INDIAN TRAILS WILL PREP FITZHENRY FOR BOSTON
In
2004 when the marathoners at Boston cooked in the 80 plus heat, Doug Fitzhenry,
44, of Edison, was dealing with another challenge with the famous race.
“I forgot how tough that course is,” said Fitzhenry. “I hadn’t done the course in four or five years and it surprised me how hilly the course is. It’s rolling, it’s not flat anywhere.”
Fitzhenry will be racing this Sunday at the challenging Indian Trails 15K in Middletown, seeing it as a perfect prep for the hills at Boston, two weeks later. Ordinarily he might have tapered a bit longer for the marathon but he was off sick for three weeks right after Christmas and didn’t start training again until mid January. His first three weeks back were 60 milers, and he is now at 80 miles per week.
“I’m just going to keep training hard right up until Boston and go from there,” said Fitzhenry. “It will be good for me.”
He’s been concentrating on hills in preparation for Boston, but with no real hills in Edison Fitzhenry has found a unique hill repeat course.
“I was running along the new Route 35 Bridge from Perth Amboy to Sayreville. It’s about 120 feet high and it’s about four tenths of a mile long,” said Fitzhenry. “I did about ten repeats of the bridge.”
On March 12 th, Fitzhenry did a long training run and then on March 13 th he ran the Freehold ten miler. While it would appear he sabotaged his race it was done for a purpose.
“I don’t know how to go into a race and not race,” he said. ”I didn’t want to race it. My plan was to do 6:40, 6:30, whatever I could, and not really race.”
At three miles Fitzhenry was ten or eleven places back, but he began to feel good and his game plan was tossed in favor of picking up the pace. He finished in sixth place in 1:00:09 for a 6:01 average.
Two weeks later he finished seventh at the Equinox 20K with a time of 1:12:11 for an average of 5:49 pace. Equinox is nearly flat so Indian Trails with it’s extreme hills will be a decided contrast.
“I’m not a super fast flat guy, so I like to have some hills breaking it up.”
“It’s definitely unique,” he said. “The first time I did it I didn’t knew what to expect. That last hill I was almost just crawling – with my hands on my thighs. Now I know what to expect.”
Two years ago, Fitzhenry trained on the course several times in the weeks preceding the race.
“So that I would remember it in my head,” he said. “I think it helped me because I knew where it got hard.”
The most extreme hill comes late in the race and it culminates with a swooping downhill into a golf course. Most people cannot handle the extreme grade.

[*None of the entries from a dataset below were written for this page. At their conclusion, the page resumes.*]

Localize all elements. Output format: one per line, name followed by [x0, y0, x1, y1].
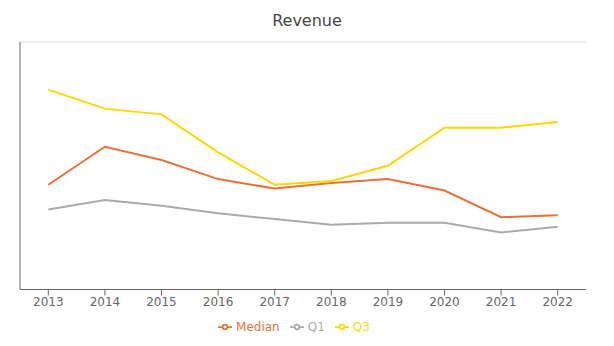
- svg-text:2017: 2017: [259, 295, 290, 309]
- svg-text:2015: 2015: [146, 295, 177, 309]
- svg-text:2022: 2022: [542, 295, 573, 309]
- svg-text:2013: 2013: [33, 295, 64, 309]
- html-text:Q1: Q1: [307, 319, 325, 334]
- svg-text:2020: 2020: [429, 295, 460, 309]
- svg-text:2019: 2019: [373, 295, 404, 309]
- svg-text:2018: 2018: [316, 295, 347, 309]
- svg-text:2014: 2014: [90, 295, 121, 309]
- html-text:Q3: Q3: [352, 319, 370, 334]
- svg-text:2016: 2016: [203, 295, 234, 309]
- html-text:Revenue: Revenue: [272, 11, 342, 30]
- svg-text:2021: 2021: [486, 295, 517, 309]
- html-text:Median: Median: [236, 319, 280, 334]
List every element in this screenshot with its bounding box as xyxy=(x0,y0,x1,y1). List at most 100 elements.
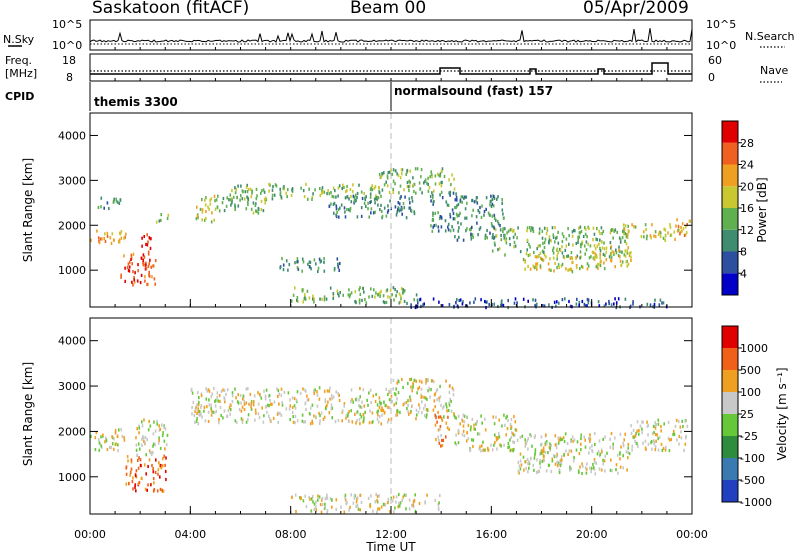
velocity-echo-cell xyxy=(394,393,397,397)
velocity-echo-cell xyxy=(462,424,465,428)
power-echo-cell xyxy=(474,297,477,301)
power-echo-cell xyxy=(662,301,665,305)
power-echo-cell xyxy=(347,208,350,212)
power-echo-cell xyxy=(588,226,590,231)
power-echo-cell xyxy=(447,203,450,207)
velocity-echo-cell xyxy=(347,414,349,418)
velocity-echo-cell xyxy=(292,415,294,419)
velocity-echo-cell xyxy=(141,424,144,428)
power-echo-cell xyxy=(447,222,450,226)
velocity-echo-cell xyxy=(534,453,536,457)
velocity-echo-cell xyxy=(448,384,451,388)
power-echo-cell xyxy=(108,206,110,211)
power-echo-cell xyxy=(132,270,134,274)
power-echo-cell xyxy=(119,232,122,236)
velocity-echo-cell xyxy=(135,448,138,452)
velocity-echo-cell xyxy=(343,404,345,408)
velocity-echo-cell xyxy=(378,396,381,400)
power-echo-cell xyxy=(492,233,494,237)
power-echo-cell xyxy=(147,250,150,254)
power-echo-cell xyxy=(525,252,528,256)
velocity-echo-cell xyxy=(567,452,569,456)
x-tick-label: 08:00 xyxy=(275,528,307,541)
velocity-echo-cell xyxy=(499,443,501,447)
power-echo-cell xyxy=(151,275,153,279)
velocity-echo-cell xyxy=(598,467,601,471)
velocity-echo-cell xyxy=(491,448,494,452)
power-echo-cell xyxy=(280,195,282,199)
velocity-echo-cell xyxy=(289,404,292,408)
power-echo-cell xyxy=(674,237,676,241)
velocity-echo-cell xyxy=(294,421,296,425)
velocity-echo-cell xyxy=(210,413,213,417)
power-echo-cell xyxy=(553,300,556,304)
power-echo-cell xyxy=(147,252,150,256)
power-echo-cell xyxy=(466,201,468,205)
power-echo-cell xyxy=(209,198,211,202)
velocity-echo-cell xyxy=(662,446,665,451)
velocity-echo-cell xyxy=(391,499,394,503)
velocity-echo-cell xyxy=(355,421,357,425)
power-echo-cell xyxy=(490,222,493,226)
velocity-echo-cell xyxy=(396,397,398,401)
power-echo-cell xyxy=(577,235,579,239)
power-echo-cell xyxy=(632,300,634,304)
power-echo-cell xyxy=(431,218,434,222)
velocity-echo-cell xyxy=(533,456,536,460)
power-echo-cell xyxy=(370,186,372,190)
velocity-echo-cell xyxy=(524,438,526,442)
power-echo-cell xyxy=(569,304,572,308)
velocity-echo-cell xyxy=(591,449,594,454)
power-echo-cell xyxy=(459,211,461,215)
power-echo-cell xyxy=(118,240,121,244)
velocity-echo-cell xyxy=(458,429,460,433)
power-echo-cell xyxy=(516,304,518,308)
power-echo-cell xyxy=(608,299,610,304)
velocity-echo-cell xyxy=(311,494,314,499)
power-echo-cell xyxy=(434,182,437,186)
velocity-echo-cell xyxy=(651,447,653,451)
power-echo-cell xyxy=(144,279,146,283)
power-echo-cell xyxy=(478,210,481,214)
power-echo-cell xyxy=(539,266,542,270)
velocity-echo-cell xyxy=(273,400,276,404)
velocity-echo-cell xyxy=(104,436,107,440)
power-echo-cell xyxy=(365,204,367,208)
velocity-echo-cell xyxy=(148,458,151,462)
velocity-echo-cell xyxy=(564,432,567,436)
power-echo-cell xyxy=(557,250,560,255)
velocity-echo-cell xyxy=(428,388,430,392)
power-colorbar-tick-label: 4 xyxy=(740,267,747,280)
power-echo-cell xyxy=(371,294,374,298)
velocity-echo-cell xyxy=(445,402,447,406)
power-echo-cell xyxy=(519,250,522,254)
power-echo-cell xyxy=(394,182,396,186)
power-colorbar-segment xyxy=(722,186,738,208)
velocity-echo-cell xyxy=(261,406,263,410)
power-echo-cell xyxy=(445,200,448,204)
velocity-echo-cell xyxy=(650,441,652,445)
power-echo-cell xyxy=(398,292,401,296)
velocity-echo-cell xyxy=(634,439,636,443)
velocity-echo-cell xyxy=(624,432,626,436)
power-echo-cell xyxy=(441,304,444,308)
power-echo-cell xyxy=(426,181,428,185)
power-echo-cell xyxy=(498,247,501,251)
velocity-echo-cell xyxy=(162,457,164,461)
power-echo-cell xyxy=(680,225,682,230)
velocity-echo-cell xyxy=(578,451,581,456)
velocity-echo-cell xyxy=(519,459,522,463)
velocity-echo-cell xyxy=(391,399,393,404)
power-echo-cell xyxy=(531,227,534,231)
velocity-echo-cell xyxy=(534,451,537,455)
velocity-echo-cell xyxy=(603,459,606,463)
power-echo-cell xyxy=(454,205,456,210)
velocity-echo-cell xyxy=(427,379,429,383)
velocity-echo-cell xyxy=(377,420,380,424)
power-echo-cell xyxy=(605,250,608,254)
power-echo-cell xyxy=(429,194,432,199)
power-echo-cell xyxy=(127,268,130,272)
power-echo-cell xyxy=(453,304,455,308)
velocity-ylabel: Slant Range [km] xyxy=(21,362,35,466)
velocity-echo-cell xyxy=(572,459,575,463)
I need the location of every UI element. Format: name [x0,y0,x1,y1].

“One year I did actually fly down,” he said. “I didn’t realize - I just came upon the hill and I was being chased. Roger Price was right on me. I was just trying to run as hard as I could and the downhill came. It was like I was on a bicycle that was out of control and I just couldn’t stop.

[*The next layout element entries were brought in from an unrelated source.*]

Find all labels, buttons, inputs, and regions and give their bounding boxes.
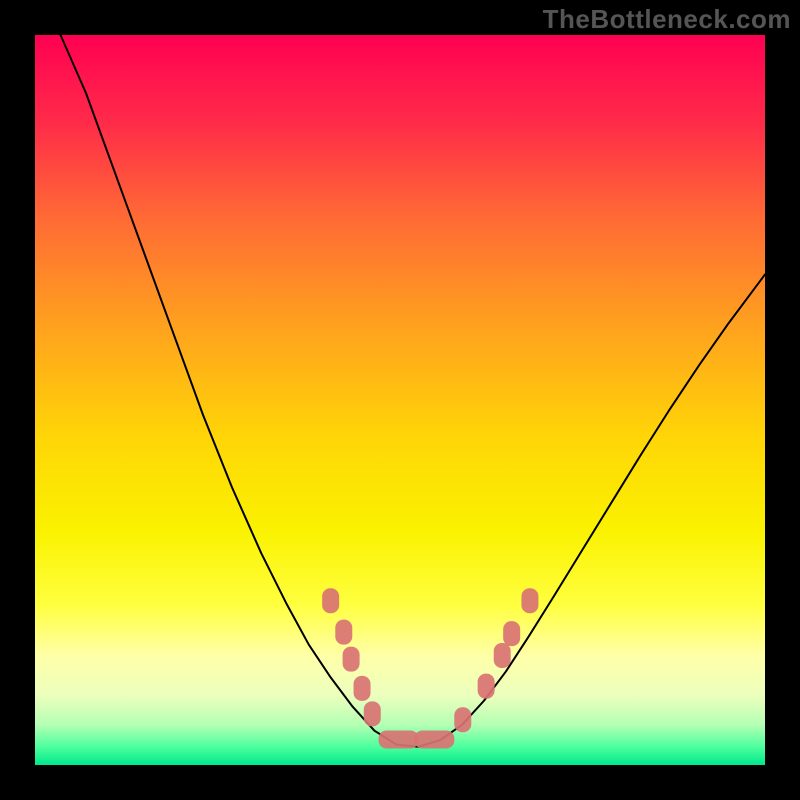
watermark-text: TheBottleneck.com [543,4,791,35]
marker-point [364,701,381,726]
marker-point [343,647,360,672]
marker-point [379,730,419,748]
marker-point [521,588,538,613]
marker-point [414,730,454,748]
marker-point [335,620,352,645]
marker-point [503,621,520,646]
marker-point [494,643,511,668]
bottleneck-curve-chart [0,0,800,800]
marker-point [454,707,471,732]
plot-background [35,35,765,765]
marker-point [354,676,371,701]
marker-point [322,588,339,613]
marker-point [478,674,495,699]
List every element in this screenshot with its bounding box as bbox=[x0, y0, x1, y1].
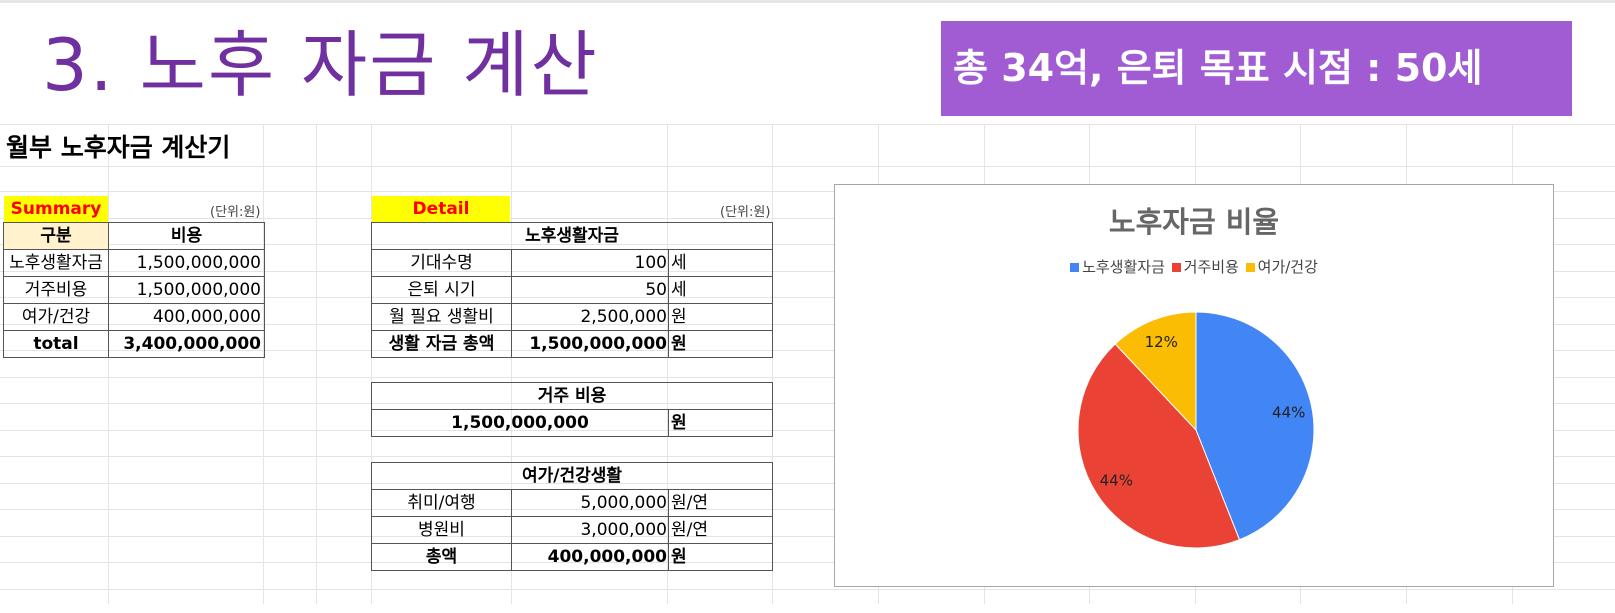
pie-slice[interactable] bbox=[1195, 311, 1315, 541]
leisure-total-row: 총액 400,000,000 원 bbox=[371, 543, 773, 571]
legend-label: 노후생활자금 bbox=[1082, 258, 1165, 276]
pie-data-label: 44% bbox=[1272, 403, 1305, 421]
table-row: 거주비용 1,500,000,000 bbox=[3, 276, 265, 304]
detail-unit-cell[interactable]: 원/연 bbox=[668, 516, 773, 544]
chart-title: 노후자금 비율 bbox=[1108, 205, 1280, 239]
detail-label-cell[interactable]: 기대수명 bbox=[371, 249, 512, 277]
leisure-total-label[interactable]: 총액 bbox=[371, 543, 512, 571]
table-row: 노후생활자금 1,500,000,000 bbox=[3, 249, 265, 277]
table-row: 월 필요 생활비 2,500,000 원 bbox=[371, 303, 774, 331]
detail-unit-cell[interactable]: 세 bbox=[667, 276, 774, 304]
detail-unit: (단위:원) bbox=[720, 205, 771, 220]
detail-label-cell[interactable]: 취미/여행 bbox=[371, 489, 512, 517]
summary-header-category: 구분 bbox=[3, 222, 109, 250]
table-row: 여가/건강 400,000,000 bbox=[3, 303, 265, 331]
summary-header-cost: 비용 bbox=[108, 222, 265, 250]
legend-label: 여가/건강 bbox=[1257, 258, 1318, 276]
pie-data-label: 44% bbox=[1100, 472, 1133, 490]
detail-unit-cell[interactable]: 세 bbox=[667, 249, 774, 277]
detail-label-cell[interactable]: 은퇴 시기 bbox=[371, 276, 512, 304]
living-header: 노후생활자금 bbox=[370, 222, 774, 250]
pie-slice[interactable] bbox=[1077, 343, 1241, 549]
table-row: 기대수명 100 세 bbox=[371, 249, 774, 277]
housing-unit[interactable]: 원 bbox=[667, 409, 774, 437]
summary-cost-cell[interactable]: 1,500,000,000 bbox=[108, 276, 265, 304]
table-row: 은퇴 시기 50 세 bbox=[371, 276, 774, 304]
living-total-row: 생활 자금 총액 1,500,000,000 원 bbox=[371, 330, 774, 358]
living-expense-table: 노후생활자금 기대수명 100 세 은퇴 시기 50 세 월 필요 생활비 2,… bbox=[370, 222, 774, 358]
pie-slice[interactable] bbox=[1114, 311, 1197, 432]
chart-legend: 노후생활자금 거주비용 여가/건강 bbox=[835, 256, 1553, 277]
detail-label-cell[interactable]: 월 필요 생활비 bbox=[371, 303, 512, 331]
detail-value-cell[interactable]: 5,000,000 bbox=[511, 489, 669, 517]
detail-unit-cell[interactable]: 원/연 bbox=[668, 489, 773, 517]
summary-table: 구분 비용 노후생활자금 1,500,000,000 거주비용 1,500,00… bbox=[3, 222, 265, 358]
detail-value-cell[interactable]: 3,000,000 bbox=[511, 516, 669, 544]
living-total-unit[interactable]: 원 bbox=[667, 330, 774, 358]
summary-label: Summary bbox=[4, 196, 108, 222]
summary-total-row: total 3,400,000,000 bbox=[3, 330, 265, 358]
detail-label: Detail bbox=[372, 196, 510, 222]
legend-item: 노후생활자금 bbox=[1070, 256, 1165, 277]
leisure-total-unit[interactable]: 원 bbox=[668, 543, 773, 571]
summary-category-cell[interactable]: 여가/건강 bbox=[3, 303, 109, 331]
legend-item: 여가/건강 bbox=[1245, 256, 1318, 277]
calculator-subtitle: 월부 노후자금 계산기 bbox=[6, 133, 231, 162]
summary-unit: (단위:원) bbox=[210, 205, 261, 220]
housing-header-row: 거주 비용 bbox=[370, 382, 774, 410]
living-total-value[interactable]: 1,500,000,000 bbox=[511, 330, 669, 358]
housing-value[interactable]: 1,500,000,000 bbox=[371, 409, 669, 437]
summary-total-label[interactable]: total bbox=[3, 330, 109, 358]
detail-value-cell[interactable]: 100 bbox=[511, 249, 669, 277]
top-border bbox=[0, 0, 1615, 3]
pie-data-label: 12% bbox=[1145, 333, 1178, 351]
housing-cost-table: 거주 비용 1,500,000,000 원 bbox=[370, 382, 774, 437]
leisure-health-table: 여가/건강생활 취미/여행 5,000,000 원/연 병원비 3,000,00… bbox=[371, 462, 773, 571]
legend-swatch bbox=[1171, 263, 1181, 272]
living-total-label[interactable]: 생활 자금 총액 bbox=[371, 330, 512, 358]
summary-header-row: 구분 비용 bbox=[3, 222, 265, 250]
housing-header: 거주 비용 bbox=[370, 382, 774, 410]
detail-value-cell[interactable]: 50 bbox=[511, 276, 669, 304]
summary-category-cell[interactable]: 거주비용 bbox=[3, 276, 109, 304]
table-row: 취미/여행 5,000,000 원/연 bbox=[371, 489, 773, 517]
summary-total-value[interactable]: 3,400,000,000 bbox=[108, 330, 265, 358]
pie-chart-svg: 44% 44% 12% bbox=[1077, 311, 1315, 549]
living-header-row: 노후생활자금 bbox=[370, 222, 774, 250]
table-row: 1,500,000,000 원 bbox=[371, 409, 774, 437]
table-row: 병원비 3,000,000 원/연 bbox=[371, 516, 773, 544]
leisure-total-value[interactable]: 400,000,000 bbox=[511, 543, 669, 571]
summary-cost-cell[interactable]: 1,500,000,000 bbox=[108, 249, 265, 277]
summary-cost-cell[interactable]: 400,000,000 bbox=[108, 303, 265, 331]
legend-swatch bbox=[1070, 263, 1080, 272]
detail-value-cell[interactable]: 2,500,000 bbox=[511, 303, 669, 331]
goal-banner: 총 34억, 은퇴 목표 시점 : 50세 bbox=[941, 21, 1572, 116]
legend-item: 거주비용 bbox=[1171, 256, 1239, 277]
leisure-header: 여가/건강생활 bbox=[371, 462, 773, 490]
page-title: 3. 노후 자금 계산 bbox=[42, 23, 599, 107]
detail-label-cell[interactable]: 병원비 bbox=[371, 516, 512, 544]
legend-swatch bbox=[1245, 263, 1255, 272]
legend-label: 거주비용 bbox=[1183, 258, 1239, 276]
pie-chart[interactable]: 44% 44% 12% 노후자금 비율 노후생활자금 거주비용 여가/건강 bbox=[834, 184, 1554, 587]
detail-unit-cell[interactable]: 원 bbox=[667, 303, 774, 331]
leisure-header-row: 여가/건강생활 bbox=[371, 462, 773, 490]
summary-category-cell[interactable]: 노후생활자금 bbox=[3, 249, 109, 277]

“Roger said that by the bottom of the hill I had put 30 or 40 seconds on him,” said Fitzhenry. “He managed to close some of that back up but he said it was unbelievable. But it was because I was caught completely by surprise. If I had slowed down I would have fallen and hit my head.”
“I like to run the downhills but I’m not as fast now,” said Fitzhenry. “I’m more controlled. But that’s the fun part of the course. You suffer enough going up, you get the fun part of going down.”
Fitzhenry has run only six marathons. The first was only eight years ago. He treated it as a training run for the first six miles and then ran hard for 20, finishing in 2:46.
He has lowered that time by a few minutes and is hoping to hit mid 2:40’s in Boston, weather permitting. While Fitzhenry can’t control the weather he has done the other part and will be well prepared for the hills, in part thanks to the Indian Trails 15K.
Registration for the 15K and 3 mile run begins at 7:15 a.m. Sunday at Croydon Hall on Leonardville Road in Middletown. Both races start at 9:00 a.m. More information is available at www.sandyhookers.org/it.